Error: waiting for creation of Managed Kubernetes Cluster "test-eastus2-poc7-k802" (Resource Group "test-eastus2-poc7-rg01"): Code="CreateVMSSAgentPoolFailed" Message="Unable to establish outbound connection from agents, please see https://aka.ms/aks-required-ports-and-addresses for more information. Details: VMSSAgentPoolReconciler retry failed: deployment operations failed with error messages: {\n \"code\": \"VMExtensionProvisioningError\",\n \"message\": \"VM has reported a failure when processing extension 'vmssCSE'. Error message: \\"Enable failed: failed to execute command: command terminated with exit status=50\n[stdout]\n\n[stderr]\n\\"\r\n\r\nMore information on troubleshooting is available at https://aka.ms/VMExtensionCSELinuxTroubleshoot \",\n \"details\": [\n {\n \"code\": \"VMExtensionProvisioningError\",\n \"message\": \"VM has reported a failure when processing extension 'vmssCSE'. Error message: \\"Enable failed: failed to execute command: command terminated with exit status=50\n[stdout]\n\n[stderr]\n\\"\r\n\r\nMore information on troubleshooting is available at

on ../TerraformModules/Kubernetes/main.tf line 68, in resource "azurerm_kubernetes_cluster" "this": 68: resource "azurerm_kubernetes_cluster" "this" {

kriesto commented 3 years ago

Hello Everyone,

For those who are still facing this Error while using terrafom AKS module Code="CreateVMSSAgentPoolFailed" Message="AKS encountered an internal error while attempting the requested Creating operation. AKS will continuously retry the requested operation until successful or a retry timeout is hit. Check back to see if the operation requires resubmission

try to set enable_host_encryption value to false, and try again

phcaguiar commented 2 years ago

@kriesto this parameter already receives the value "false" by default and this is already applied in our environment.

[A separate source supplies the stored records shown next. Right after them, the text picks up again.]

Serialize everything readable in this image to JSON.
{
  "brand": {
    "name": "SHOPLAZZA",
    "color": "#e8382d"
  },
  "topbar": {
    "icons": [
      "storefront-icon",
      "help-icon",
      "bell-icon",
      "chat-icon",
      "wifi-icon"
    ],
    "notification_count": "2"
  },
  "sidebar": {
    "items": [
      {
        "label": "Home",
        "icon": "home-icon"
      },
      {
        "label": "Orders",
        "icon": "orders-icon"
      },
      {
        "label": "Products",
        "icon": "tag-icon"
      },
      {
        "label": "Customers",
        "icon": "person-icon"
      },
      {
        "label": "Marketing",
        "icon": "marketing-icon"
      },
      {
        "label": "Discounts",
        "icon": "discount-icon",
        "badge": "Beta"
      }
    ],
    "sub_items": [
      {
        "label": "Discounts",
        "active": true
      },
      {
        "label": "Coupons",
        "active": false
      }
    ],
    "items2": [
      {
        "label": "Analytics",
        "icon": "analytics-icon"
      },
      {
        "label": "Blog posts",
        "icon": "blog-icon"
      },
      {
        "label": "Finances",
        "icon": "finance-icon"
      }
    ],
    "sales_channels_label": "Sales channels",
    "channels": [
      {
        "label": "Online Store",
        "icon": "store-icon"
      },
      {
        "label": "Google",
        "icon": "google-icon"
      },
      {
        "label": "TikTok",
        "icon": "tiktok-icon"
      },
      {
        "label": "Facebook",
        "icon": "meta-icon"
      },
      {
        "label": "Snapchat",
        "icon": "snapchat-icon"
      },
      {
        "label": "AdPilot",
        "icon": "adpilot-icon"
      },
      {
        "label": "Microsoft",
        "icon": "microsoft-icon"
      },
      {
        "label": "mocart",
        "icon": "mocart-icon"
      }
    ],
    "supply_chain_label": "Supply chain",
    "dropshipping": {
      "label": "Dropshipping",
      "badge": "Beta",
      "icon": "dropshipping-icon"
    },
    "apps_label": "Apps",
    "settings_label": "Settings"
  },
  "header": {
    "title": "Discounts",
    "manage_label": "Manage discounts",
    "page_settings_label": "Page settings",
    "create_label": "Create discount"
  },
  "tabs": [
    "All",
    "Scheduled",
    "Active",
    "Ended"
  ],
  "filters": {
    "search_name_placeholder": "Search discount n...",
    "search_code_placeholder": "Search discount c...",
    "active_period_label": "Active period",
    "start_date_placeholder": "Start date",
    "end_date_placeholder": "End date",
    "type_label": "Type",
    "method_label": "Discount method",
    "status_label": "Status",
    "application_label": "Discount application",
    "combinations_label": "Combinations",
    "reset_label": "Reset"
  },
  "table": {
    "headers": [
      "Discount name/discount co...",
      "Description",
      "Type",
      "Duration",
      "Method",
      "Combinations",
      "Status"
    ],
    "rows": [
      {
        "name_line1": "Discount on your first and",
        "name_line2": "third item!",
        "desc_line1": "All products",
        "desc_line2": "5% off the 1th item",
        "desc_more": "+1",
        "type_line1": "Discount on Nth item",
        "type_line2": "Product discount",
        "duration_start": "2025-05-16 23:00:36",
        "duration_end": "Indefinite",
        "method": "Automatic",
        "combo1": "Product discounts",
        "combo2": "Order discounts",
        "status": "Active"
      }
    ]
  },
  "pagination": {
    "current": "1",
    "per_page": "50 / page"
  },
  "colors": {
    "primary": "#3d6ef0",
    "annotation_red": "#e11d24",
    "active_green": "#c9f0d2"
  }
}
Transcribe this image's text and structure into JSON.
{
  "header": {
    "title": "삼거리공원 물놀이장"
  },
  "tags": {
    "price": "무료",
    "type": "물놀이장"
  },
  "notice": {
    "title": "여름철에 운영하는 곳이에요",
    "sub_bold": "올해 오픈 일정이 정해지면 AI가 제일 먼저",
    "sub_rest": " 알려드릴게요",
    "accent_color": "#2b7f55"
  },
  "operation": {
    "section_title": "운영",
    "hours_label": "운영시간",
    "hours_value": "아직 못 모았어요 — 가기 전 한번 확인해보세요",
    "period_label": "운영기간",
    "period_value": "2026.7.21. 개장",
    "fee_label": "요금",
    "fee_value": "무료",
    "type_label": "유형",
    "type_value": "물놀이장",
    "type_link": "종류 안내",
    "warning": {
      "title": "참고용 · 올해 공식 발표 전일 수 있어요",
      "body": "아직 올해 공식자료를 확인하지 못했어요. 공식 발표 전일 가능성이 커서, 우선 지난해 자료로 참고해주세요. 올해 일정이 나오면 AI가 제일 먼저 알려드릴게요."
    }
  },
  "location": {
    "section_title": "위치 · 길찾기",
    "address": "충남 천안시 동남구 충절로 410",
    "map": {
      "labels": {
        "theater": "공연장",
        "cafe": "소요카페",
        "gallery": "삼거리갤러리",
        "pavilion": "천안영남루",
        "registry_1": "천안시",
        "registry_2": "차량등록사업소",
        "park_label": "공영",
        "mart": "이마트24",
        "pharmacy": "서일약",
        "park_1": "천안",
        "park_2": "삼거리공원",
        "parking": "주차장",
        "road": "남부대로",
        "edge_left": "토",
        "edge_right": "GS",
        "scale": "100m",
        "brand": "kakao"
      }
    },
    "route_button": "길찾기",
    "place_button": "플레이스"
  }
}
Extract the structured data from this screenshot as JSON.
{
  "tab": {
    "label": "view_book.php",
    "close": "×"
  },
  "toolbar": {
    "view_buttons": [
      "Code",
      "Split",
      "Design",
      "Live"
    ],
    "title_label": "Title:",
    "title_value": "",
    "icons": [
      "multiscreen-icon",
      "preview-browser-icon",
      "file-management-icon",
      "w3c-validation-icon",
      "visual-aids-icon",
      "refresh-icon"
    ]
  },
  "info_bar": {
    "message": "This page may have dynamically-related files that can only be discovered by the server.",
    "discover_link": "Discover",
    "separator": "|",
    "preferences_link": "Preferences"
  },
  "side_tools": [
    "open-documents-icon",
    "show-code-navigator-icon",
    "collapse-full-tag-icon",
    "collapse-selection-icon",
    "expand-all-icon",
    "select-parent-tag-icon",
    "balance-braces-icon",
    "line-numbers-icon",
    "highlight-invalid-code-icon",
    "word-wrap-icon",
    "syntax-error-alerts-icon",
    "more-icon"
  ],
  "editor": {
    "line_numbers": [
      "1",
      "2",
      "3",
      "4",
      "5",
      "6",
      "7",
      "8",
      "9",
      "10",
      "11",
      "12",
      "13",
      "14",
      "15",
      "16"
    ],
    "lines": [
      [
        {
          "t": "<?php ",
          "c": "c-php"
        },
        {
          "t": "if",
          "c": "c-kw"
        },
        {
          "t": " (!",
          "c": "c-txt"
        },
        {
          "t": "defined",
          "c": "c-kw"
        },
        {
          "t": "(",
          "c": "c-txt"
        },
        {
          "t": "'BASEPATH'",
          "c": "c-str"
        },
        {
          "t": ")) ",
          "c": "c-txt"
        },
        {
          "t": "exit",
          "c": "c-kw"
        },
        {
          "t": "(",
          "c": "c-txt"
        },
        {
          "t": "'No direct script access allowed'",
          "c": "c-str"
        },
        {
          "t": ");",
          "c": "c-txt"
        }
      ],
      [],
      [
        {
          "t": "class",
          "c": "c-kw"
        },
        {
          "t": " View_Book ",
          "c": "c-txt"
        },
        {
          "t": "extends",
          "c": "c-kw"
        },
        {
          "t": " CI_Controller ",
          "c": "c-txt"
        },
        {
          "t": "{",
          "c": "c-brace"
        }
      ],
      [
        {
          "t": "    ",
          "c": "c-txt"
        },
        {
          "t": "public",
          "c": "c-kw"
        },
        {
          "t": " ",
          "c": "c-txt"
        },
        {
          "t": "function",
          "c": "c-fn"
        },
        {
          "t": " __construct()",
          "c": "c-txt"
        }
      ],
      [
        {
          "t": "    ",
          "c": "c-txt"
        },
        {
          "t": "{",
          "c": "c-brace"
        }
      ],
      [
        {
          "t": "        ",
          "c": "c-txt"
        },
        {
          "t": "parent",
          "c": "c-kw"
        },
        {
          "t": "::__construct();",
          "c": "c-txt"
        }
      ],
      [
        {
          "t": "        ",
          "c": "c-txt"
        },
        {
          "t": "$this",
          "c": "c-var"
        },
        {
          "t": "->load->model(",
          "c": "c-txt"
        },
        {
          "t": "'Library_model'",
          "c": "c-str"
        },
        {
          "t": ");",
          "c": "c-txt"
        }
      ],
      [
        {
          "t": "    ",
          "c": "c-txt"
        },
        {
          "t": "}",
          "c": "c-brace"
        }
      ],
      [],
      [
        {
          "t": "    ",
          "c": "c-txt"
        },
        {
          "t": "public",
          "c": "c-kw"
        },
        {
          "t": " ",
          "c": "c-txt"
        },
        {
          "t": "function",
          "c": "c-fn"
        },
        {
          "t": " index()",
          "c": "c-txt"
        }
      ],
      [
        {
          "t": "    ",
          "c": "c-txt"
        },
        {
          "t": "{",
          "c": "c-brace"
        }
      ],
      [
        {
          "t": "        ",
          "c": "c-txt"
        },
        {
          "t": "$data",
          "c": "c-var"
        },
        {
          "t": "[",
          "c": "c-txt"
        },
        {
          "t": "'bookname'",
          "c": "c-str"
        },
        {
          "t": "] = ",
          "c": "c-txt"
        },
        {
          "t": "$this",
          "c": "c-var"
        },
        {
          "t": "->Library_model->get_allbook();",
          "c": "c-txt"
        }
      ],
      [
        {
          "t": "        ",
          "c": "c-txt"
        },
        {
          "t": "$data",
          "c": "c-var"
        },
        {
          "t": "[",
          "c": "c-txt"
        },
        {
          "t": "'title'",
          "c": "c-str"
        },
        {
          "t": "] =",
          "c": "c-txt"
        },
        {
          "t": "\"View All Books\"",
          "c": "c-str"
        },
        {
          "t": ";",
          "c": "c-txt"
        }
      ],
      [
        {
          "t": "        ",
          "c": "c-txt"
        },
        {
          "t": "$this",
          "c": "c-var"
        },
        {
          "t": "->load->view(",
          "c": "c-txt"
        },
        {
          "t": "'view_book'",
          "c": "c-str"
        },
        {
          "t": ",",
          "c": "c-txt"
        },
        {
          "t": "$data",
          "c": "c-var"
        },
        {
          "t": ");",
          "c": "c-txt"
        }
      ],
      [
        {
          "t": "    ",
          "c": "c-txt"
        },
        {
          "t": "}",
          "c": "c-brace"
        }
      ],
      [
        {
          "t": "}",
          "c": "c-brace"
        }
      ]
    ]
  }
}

stephybun commented 2 years ago

Hi @phcaguiar,

Thanks for raising this issue and apologies for the wait. From the issue description my understanding is that the cluster creation with the whitelist is actually successful despite receiving an error from the AKS API, but since Terraform believes the deployment failed due to the error, the resource does not end up in the state and so the cluster cannot be managed thereafter. Does that summary sound correct? If so then I believe this is related to #9342 for which there is already an upstream issue https://github.com/Azure/AKS/issues/1972.

stephybun commented 2 years ago

Closing since we haven't heard back and because the cause of this issue is likely the same as what's described in #9342. Please subscribe to #9342 for updates. Thanks!

github-actions[bot] commented 2 years ago

I'm going to lock this issue because it has been closed for 30 days ⏳. This helps our maintainers find and focus on the active issues. If you have found a problem that seems similar to this, please open a new issue and complete the issue template so we can capture all the details necessary to investigate further.